You Did It!

109 of you donated, raising $5,000 for “drilling equipment that will bring clean water to people in Ethiopia”! And you did it with over a month to spare :)

100% of the $5000 you have raised will directly fund water project costs in the field. Water will change everything. Disease will dramatically be reduced. Children will be able to go to school and get an education. Men and women will be able to dedicate more time to their jobs, increasing productivity and lowering the poverty level.

To those who contributed — you’re about to make a real difference for people who cannot always help themselves.

That’s Humanism in action.

If you’d still like to donate to a good cause, you can still give through the Friendly Atheist campaign at Charity Water.

About Hemant Mehta

Hemant Mehta is the editor of Friendly Atheist, appears on the Atheist Voice channel on YouTube, and co-hosts the uniquely-named Friendly Atheist Podcast. You can read much more about him here.

  • http://www.facebook.com/maik.both Maik Both

    Badass – just like a teenager, we finished with a big rush at the end.

  • Guest

    wait, the rig actually is  truck? will someone send money when the truck breaks as well? (I hope it comes with a 20 year warranty and complete maintenance package) I learn sand and euro-american cars/truck =bad idea. 

  • http://friendlyatheist.com Richard Wade

    Thank you for doing this Hemant. I am honored to have a small part in it. I’m looking forward to tracking the truck via GPS.

    I raise a glass of water to you!

  • JMM

    What kind of anthropological research has been done to show that this will indeed help the indigenous populations to which this is going too? If these people(s) come to rely on our westernization of their ecology and culture, then what happens when the sources break or run out long after westerner(s) have left the area? Are we sure the people want these things or are we being ethnocentric? How is all this being maintained? In other words, when a well is installed–who maintains it? I am not saying its good or bad, I am curious as to whether or not someone has considered the unintended consequences. Unintended consequences, considering the ethnographic record shows there are examples of negative impacts of development. 

    • http://www.facebook.com/maik.both Maik Both

      I guess you could direct those questions to the charitywater.org people. I’d be interested to see their reply.

    • Ndonnan

      im guessing here but the people on the ground just need a drink,not a study or you will need to raise $100000 to do the study

    • Tim

      Well ultimately, I would wish that the comunities in which this rig is used will develop sufficiently so that when problems come their way whether that be problems with the water supply, the ecology or whatever else, they will be sufficiently prosperous and self-reliant to deal with it themselves.    In the meantime whilst we wait for that progress.  at least they will have clean water to drink and in the short to medium term a charity who will spend money on well maintanance and building local skills. 

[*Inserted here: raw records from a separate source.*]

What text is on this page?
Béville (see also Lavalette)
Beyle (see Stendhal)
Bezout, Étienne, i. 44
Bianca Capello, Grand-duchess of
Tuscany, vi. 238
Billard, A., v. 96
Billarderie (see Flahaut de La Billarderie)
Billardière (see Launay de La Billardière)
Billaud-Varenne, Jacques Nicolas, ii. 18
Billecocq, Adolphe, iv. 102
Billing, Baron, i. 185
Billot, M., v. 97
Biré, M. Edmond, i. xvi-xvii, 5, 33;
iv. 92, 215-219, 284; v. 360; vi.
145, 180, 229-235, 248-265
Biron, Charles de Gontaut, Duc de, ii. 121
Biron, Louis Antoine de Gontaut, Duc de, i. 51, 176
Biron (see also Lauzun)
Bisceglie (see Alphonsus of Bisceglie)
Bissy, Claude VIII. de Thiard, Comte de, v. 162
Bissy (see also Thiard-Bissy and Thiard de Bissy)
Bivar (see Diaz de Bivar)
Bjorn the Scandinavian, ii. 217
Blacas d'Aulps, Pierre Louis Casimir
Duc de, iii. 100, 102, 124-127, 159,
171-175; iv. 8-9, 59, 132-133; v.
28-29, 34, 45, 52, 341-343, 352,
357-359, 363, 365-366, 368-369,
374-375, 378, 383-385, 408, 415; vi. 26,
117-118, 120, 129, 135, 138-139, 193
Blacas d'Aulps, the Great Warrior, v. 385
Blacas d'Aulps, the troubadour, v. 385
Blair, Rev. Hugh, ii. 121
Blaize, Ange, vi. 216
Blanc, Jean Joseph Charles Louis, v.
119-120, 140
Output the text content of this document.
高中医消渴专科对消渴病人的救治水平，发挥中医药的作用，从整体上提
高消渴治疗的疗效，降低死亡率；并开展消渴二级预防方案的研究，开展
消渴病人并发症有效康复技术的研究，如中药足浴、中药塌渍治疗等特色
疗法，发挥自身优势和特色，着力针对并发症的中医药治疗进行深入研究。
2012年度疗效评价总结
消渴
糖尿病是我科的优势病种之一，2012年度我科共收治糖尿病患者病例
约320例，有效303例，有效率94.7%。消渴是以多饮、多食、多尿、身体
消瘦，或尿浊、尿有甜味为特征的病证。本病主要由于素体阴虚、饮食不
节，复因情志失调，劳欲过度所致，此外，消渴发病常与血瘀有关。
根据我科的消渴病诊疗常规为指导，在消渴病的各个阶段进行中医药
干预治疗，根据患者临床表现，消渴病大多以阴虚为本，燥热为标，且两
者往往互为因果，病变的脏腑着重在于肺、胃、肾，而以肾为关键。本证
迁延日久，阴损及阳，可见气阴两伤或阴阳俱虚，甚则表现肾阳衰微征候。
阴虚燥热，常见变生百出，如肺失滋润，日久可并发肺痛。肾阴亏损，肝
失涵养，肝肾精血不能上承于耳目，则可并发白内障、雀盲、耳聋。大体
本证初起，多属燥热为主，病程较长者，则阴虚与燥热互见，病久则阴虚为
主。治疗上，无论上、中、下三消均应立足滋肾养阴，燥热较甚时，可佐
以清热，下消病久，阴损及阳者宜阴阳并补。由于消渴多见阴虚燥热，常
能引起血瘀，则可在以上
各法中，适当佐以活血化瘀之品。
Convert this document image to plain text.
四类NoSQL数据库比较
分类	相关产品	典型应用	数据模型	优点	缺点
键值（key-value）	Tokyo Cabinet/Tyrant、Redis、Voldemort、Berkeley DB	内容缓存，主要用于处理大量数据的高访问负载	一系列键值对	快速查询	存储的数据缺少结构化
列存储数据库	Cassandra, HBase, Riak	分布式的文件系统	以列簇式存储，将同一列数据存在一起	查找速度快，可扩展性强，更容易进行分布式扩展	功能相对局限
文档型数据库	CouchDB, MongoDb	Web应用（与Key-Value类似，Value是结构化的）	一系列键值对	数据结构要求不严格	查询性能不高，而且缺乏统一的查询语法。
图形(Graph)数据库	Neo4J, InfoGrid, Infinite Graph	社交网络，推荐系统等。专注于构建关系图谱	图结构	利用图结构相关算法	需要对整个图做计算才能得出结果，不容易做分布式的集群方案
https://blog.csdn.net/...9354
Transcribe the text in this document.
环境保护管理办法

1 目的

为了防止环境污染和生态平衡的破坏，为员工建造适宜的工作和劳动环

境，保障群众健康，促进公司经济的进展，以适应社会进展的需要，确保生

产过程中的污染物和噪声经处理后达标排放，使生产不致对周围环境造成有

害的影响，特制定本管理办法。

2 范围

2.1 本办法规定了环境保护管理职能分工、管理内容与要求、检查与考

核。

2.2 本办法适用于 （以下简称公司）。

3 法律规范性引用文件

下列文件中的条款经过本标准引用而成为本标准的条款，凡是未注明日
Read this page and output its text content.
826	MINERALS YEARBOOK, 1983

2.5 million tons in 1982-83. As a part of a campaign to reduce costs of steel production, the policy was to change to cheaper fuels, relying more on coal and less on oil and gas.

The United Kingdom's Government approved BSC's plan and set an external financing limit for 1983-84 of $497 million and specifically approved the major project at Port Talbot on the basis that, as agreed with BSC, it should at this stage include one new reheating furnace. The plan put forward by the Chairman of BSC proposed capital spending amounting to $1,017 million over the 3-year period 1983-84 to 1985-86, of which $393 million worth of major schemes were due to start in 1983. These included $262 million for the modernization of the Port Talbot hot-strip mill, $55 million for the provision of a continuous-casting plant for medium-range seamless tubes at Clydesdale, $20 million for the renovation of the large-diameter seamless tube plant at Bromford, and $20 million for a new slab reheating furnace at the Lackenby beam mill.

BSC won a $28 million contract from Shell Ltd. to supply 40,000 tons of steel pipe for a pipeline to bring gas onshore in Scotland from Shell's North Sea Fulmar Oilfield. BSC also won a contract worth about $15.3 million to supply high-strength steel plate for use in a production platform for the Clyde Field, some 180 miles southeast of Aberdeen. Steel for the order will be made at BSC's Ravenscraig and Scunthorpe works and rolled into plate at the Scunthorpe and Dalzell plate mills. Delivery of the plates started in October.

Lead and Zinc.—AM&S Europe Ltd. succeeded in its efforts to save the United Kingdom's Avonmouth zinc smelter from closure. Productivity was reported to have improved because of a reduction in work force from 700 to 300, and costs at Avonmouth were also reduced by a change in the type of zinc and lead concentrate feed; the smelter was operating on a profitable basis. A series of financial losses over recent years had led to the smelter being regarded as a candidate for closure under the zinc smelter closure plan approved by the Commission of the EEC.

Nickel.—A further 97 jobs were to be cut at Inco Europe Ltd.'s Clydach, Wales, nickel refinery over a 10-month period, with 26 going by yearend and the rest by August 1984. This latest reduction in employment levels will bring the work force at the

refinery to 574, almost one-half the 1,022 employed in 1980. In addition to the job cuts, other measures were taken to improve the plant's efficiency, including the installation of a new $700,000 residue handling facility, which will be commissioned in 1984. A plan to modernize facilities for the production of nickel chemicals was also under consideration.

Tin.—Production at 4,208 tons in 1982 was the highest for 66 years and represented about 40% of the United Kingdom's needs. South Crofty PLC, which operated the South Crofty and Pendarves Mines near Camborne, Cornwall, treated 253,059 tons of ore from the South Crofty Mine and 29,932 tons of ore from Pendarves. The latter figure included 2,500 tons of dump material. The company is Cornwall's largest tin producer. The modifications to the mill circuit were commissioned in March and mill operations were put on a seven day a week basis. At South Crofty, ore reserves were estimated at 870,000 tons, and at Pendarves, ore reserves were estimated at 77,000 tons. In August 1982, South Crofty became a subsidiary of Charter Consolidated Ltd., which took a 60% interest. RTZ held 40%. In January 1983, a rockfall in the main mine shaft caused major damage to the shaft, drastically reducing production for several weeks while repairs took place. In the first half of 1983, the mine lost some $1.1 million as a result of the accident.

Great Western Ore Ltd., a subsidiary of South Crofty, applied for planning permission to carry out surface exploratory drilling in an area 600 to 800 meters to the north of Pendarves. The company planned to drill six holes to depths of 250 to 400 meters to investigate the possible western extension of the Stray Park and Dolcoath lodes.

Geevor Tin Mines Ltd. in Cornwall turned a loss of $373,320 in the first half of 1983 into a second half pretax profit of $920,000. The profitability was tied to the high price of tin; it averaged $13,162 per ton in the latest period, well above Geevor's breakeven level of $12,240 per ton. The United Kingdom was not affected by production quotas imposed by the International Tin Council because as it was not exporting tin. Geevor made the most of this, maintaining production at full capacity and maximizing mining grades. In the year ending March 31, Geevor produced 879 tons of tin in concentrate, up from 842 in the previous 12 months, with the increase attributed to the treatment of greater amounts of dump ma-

      If westernisation means clean water and prosperity then I wouldn’t see that as a bad thing.  Clean water is good. Period.  That is a universal fact not a western value.

  • Ndonnan

    well done people,from what ive picked up about athiests so far is a self centuered complaining person,so this really is a credit to you all who participated

  • Anonymous

    who will repair the truck when it breaks down?

    • Tim

      The same mechanics who repair any other vehicle that breaks down in ethiopia I should think.  The charity doesn’t just deliver these trucks and then abandon them.  Have a read of their website. 

      • Anonymous

        Perhaps my information is out of date, but the problem I mention used to be common.  A charity donates tractors to farmers, but then they break down and there’s no infrastructure (mechanics, spare parts) to repair them. 

        I suppose I’m probably just belly-aching.

        • Tim

          It looks like the charity is in it for the long haul.  They set up local offces and train local people in the maintenance of their pumps and wells.  As to the drilling truck,  IIUIC, it is crewed and operated by professional engineers rather than simply handed over.

          In fact the locals are NOT given the truck at all,  ownership, operation and maintenance of that stays with the charity.  The locals are given the well that the truck leaves behind. 

          We are not donating the drilling rig to the Ethiopians, we are donating the drilling rig to the charity so that they can donate wells to the Ethiopians

  • http://www.suburbansweetheart.com/ Suburban Sweetheart

    Thanks for facilitating this. I, too, am honored to be a part of it.